Notes From the Desk: A different housing crisis

The lowest number among my potential roommates is about 200 numbers away from Atwater suite status, so we are investigating some off-campus options in anticipation of the administration encouraging more rising seniors to live off campus in the next month. (Where else are all of us going to live?) In our off-campus explorations, my friends and I toured one house, currently occupied by students that highlighted a key housing issue for me.

The yard of the house we toured was strewn with beer cans and trash, and inside, full trash bags were piled in every corner, sticky beer posters were tacked over large holes in the wall and the place was generally splattered with beer and other food-like substances — the walls, the ratty sofa, the busted big screen TV. The landlord told us his current tenants had reported a large amount of “accidental” damage that he was responsible for fixing, and at one point, a tenant’s mother had called him to complain that her son was being exposed to “unlivable conditions.” I agree with the mother, but the condition of the house was not the landlord’s fault, except perhaps in his choice of tenants. The state of this house, and the dorm damage I hear about at the end of every weekend as a member of Atwater’s residential life staff, demonstrates to me a distinct lack of respect for property and an inappropriate sense of entitlement among students when it comes to housing.

We all paid our tuition, and so the College is obligated to house us. But clearly not all junior and senior housing is created equal. The only fair way to deal with that issue would seem to be a random housing draw and an off-campus lottery, and then, of course, some students still get the shaft with bad numbers, but at least everyone has an equal chance at ideal housing. I don’t think all students should get the same chance at good housing, however. The spacious rooms and nice suites on campus — “good housing” by my standards — are not a right; they are a privilege.

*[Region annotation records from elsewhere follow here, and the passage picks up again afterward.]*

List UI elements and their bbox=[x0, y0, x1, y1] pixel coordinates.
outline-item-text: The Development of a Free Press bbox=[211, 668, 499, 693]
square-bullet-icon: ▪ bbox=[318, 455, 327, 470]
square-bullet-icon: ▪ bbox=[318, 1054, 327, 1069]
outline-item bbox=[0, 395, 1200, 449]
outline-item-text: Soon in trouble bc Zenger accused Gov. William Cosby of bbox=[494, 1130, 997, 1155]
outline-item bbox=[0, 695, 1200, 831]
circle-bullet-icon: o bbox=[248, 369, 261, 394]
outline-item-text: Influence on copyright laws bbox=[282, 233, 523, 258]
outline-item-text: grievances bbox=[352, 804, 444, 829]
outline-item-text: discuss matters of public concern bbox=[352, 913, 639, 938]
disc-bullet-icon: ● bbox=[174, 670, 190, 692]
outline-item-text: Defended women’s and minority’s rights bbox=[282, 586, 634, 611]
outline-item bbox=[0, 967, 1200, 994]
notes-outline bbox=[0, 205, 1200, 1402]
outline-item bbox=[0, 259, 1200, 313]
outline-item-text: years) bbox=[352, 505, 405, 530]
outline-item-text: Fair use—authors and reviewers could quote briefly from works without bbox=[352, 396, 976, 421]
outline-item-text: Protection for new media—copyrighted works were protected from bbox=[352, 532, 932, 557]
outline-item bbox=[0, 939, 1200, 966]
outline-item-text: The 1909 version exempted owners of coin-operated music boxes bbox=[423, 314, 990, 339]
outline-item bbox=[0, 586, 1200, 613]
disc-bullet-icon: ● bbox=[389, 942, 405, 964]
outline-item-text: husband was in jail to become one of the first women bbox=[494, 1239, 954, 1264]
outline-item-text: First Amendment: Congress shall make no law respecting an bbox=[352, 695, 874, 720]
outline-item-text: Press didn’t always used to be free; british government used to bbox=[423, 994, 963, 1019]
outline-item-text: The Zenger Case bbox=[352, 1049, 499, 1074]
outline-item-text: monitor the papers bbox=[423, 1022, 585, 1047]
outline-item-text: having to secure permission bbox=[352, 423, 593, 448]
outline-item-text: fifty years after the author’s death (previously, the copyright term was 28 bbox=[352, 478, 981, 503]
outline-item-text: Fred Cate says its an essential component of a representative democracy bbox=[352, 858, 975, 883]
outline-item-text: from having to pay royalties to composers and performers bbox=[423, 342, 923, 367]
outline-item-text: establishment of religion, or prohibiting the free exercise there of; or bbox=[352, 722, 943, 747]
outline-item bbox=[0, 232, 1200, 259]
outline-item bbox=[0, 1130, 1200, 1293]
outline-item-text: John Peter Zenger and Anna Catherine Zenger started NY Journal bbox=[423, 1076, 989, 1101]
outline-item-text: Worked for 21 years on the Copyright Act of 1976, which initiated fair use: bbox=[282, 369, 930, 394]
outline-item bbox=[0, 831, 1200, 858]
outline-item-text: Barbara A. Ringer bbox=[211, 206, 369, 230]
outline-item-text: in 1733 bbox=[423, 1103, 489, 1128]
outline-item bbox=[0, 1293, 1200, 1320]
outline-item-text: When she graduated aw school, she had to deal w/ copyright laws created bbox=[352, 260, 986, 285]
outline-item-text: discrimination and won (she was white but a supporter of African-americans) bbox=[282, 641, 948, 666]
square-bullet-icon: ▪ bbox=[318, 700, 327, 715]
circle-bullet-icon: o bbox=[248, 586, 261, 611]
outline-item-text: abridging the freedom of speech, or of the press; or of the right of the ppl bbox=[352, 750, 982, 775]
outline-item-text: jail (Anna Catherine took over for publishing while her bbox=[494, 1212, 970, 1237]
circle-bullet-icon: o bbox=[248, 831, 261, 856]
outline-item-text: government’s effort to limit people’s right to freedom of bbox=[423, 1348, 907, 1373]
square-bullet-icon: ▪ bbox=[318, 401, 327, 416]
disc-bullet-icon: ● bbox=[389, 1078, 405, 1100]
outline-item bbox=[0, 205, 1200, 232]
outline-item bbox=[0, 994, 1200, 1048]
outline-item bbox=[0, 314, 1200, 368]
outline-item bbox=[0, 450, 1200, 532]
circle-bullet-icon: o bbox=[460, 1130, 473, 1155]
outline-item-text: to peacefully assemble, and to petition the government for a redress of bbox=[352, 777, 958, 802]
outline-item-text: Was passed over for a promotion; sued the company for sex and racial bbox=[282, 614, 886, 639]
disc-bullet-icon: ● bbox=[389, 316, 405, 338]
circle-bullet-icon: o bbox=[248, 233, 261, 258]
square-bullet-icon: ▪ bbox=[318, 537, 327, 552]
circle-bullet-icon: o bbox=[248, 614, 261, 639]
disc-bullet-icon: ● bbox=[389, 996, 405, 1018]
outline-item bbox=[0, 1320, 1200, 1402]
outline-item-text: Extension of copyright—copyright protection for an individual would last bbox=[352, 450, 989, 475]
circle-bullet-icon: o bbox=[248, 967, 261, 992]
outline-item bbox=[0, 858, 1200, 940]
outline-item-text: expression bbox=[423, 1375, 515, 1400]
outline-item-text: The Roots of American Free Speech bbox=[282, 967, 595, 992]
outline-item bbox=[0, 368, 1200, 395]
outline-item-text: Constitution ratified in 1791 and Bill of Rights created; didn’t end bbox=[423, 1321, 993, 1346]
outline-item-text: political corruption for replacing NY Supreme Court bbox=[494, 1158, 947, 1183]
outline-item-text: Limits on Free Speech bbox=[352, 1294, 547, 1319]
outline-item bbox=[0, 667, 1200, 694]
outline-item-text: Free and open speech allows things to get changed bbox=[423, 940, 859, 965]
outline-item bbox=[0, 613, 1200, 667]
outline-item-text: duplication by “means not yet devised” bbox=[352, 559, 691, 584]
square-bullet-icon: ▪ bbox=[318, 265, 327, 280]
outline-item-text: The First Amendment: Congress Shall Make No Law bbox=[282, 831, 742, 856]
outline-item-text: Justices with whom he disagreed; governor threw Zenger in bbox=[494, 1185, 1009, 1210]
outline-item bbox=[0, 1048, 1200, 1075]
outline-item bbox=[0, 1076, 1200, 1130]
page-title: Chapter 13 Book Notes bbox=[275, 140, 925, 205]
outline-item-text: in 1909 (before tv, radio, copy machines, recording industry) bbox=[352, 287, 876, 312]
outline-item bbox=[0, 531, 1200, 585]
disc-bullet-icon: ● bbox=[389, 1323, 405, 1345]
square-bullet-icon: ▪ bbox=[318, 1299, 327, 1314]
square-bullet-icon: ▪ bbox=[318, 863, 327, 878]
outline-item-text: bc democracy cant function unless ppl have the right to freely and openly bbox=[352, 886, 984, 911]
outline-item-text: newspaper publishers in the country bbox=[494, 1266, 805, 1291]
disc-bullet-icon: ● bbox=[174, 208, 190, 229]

It is a privilege and extra responsibility to be in command of your own small social space, and it is a privilege some students have demonstrated they have not earned, a responsibility they are clearly not ready for. The students I’m referring to are those who repeatedly cause dorm damage or show a general lack of respect for shared space by leaving cans, bottles, cups, food or even their own excrement behind for someone else to clean up.

If students can be accidentally sorted by commons in the housing number distribution process, I would like to see all of us intentionally sorted by the number and severity of disciplinary measures we have incited. Most of us act like responsible adults most of the time (I like to think), so sorting 1,200 people by the amount of dorm damage we’ve caused would only push a small number of people to the back of the line, but maybe knowledge of what they stand to lose would help keep some of those people in line in the first place. In terms of the off-campus lottery, applicants do have to assert that they have provoked no disciplinary action, but I think commons dean recommendations, or at least sign-offs, should be required as well. If we’re unleashing college students on the Middlebury community, I would want to be extra sure they are responsible and deserving of the greater freedom of living off campus provides. The state of the house I visited tells me at least a few students have made it through the lottery who weren’t ready for that freedom, especially if they get their parents to deal with their landlord.